The Presbyterian Church of Sudan originally had filed its lawsuit against Talisman in 2001, but there has until now been disagreement over the New York court’s jurisdiction in the case. Friday’s ruling means that the Canadian oil company cannot avoid to have the charges proven in a US court. The United States have a much tougher stance on Sudan than Canadian authorities.

Since the case was filed in 2001, Talisman has ended its controversial operations in Sudan. One and a half year ago, Talisman sold its Sudan holdings to ONGC Videsh Ltd, an Indian state-run oil company. According to the company itself, Talisman thus achieved US$ 1.2 billion for its 25 percent stake in the Greater Nile Oil Project, making a large profit after four years of involvement.

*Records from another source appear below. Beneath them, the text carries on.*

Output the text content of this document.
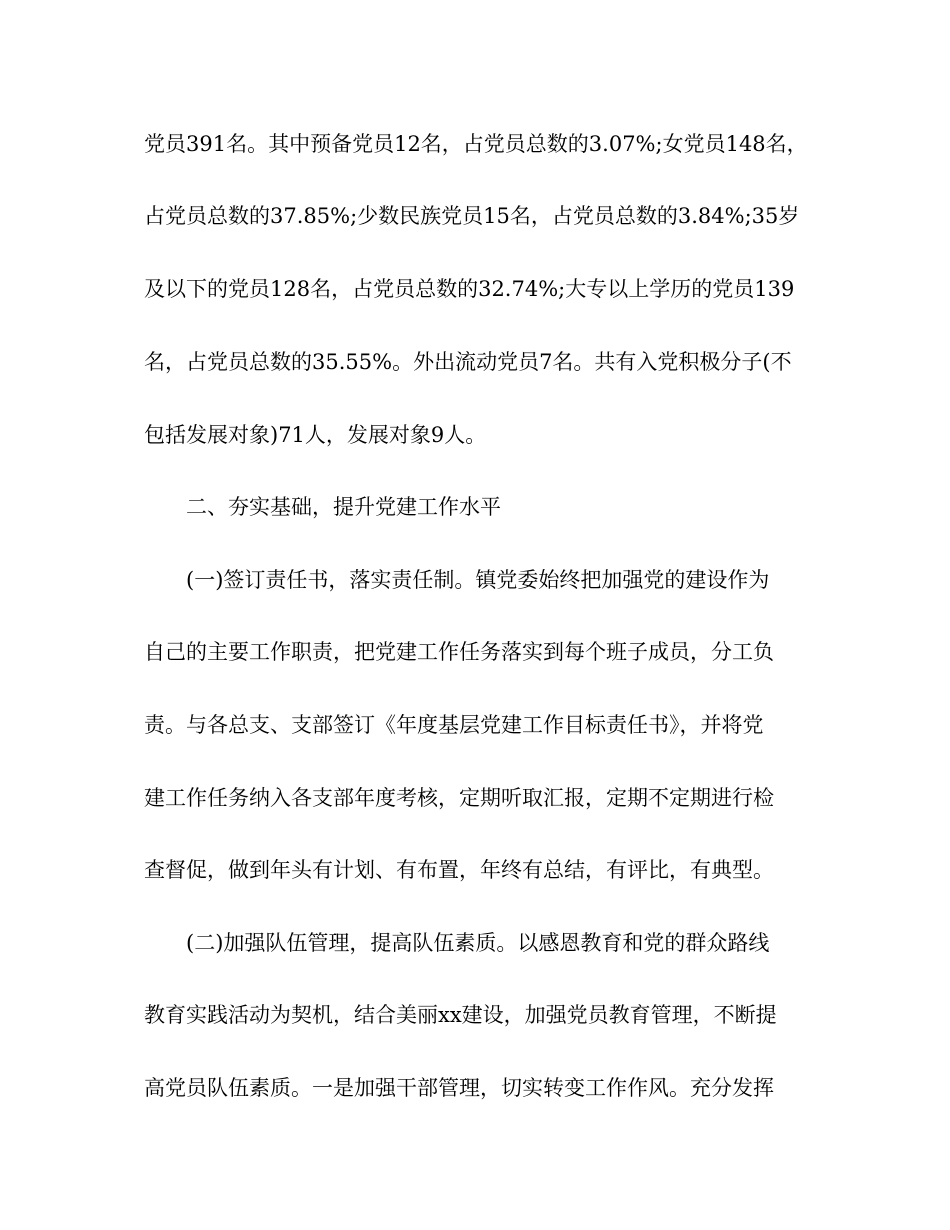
党员391名。其中预备党员12名，占党员总数的3.07%;女党员148名，

占党员总数的37.85%;少数民族党员15名，占党员总数的3.84%;35岁

及以下的党员128名，占党员总数的32.74%;大专以上学历的党员139

名，占党员总数的35.55%。外出流动党员7名。共有入党积极分子(不

包括发展对象)71人，发展对象9人。

二、夯实基础，提升党建工作水平

(一)签订责任书，落实责任制。镇党委始终把加强党的建设作为

自己的主要工作职责，把党建工作任务落实到每个班子成员，分工负

责。与各总支、支部签订《年度基层党建工作目标责任书》，并将党

建工作任务纳入各支部年度考核，定期听取汇报，定期不定期进行检

查督促，做到年头有计划、有布置，年终有总结，有评比，有典型。

(二)加强队伍管理，提高队伍素质。以感恩教育和党的群众路线

教育实践活动为契机，结合美丽xx建设，加强党员教育管理，不断提

高党员队伍素质。一是加强干部管理，切实转变工作作风。充分发挥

Oil developments in southern Sudan have been controversial since they started as they were observed to fuel and prolong the war between North and South Sudan. Many credible human rights reports from the oil-rich region have suggested that oil companies were followed by the Sudanese army, which emptied the area of its population.

For Talisman, the four-year engagement in Sudan was profitable but a major blow to its international image. “Shareholders have told me they were tired of continually having to monitor and analyse events relating to Sudan,” Talisman President Jim Buckee confessed as the company pulled out of the war-torn country in late 2002. The company’s shares had suffered heavily from the engagement.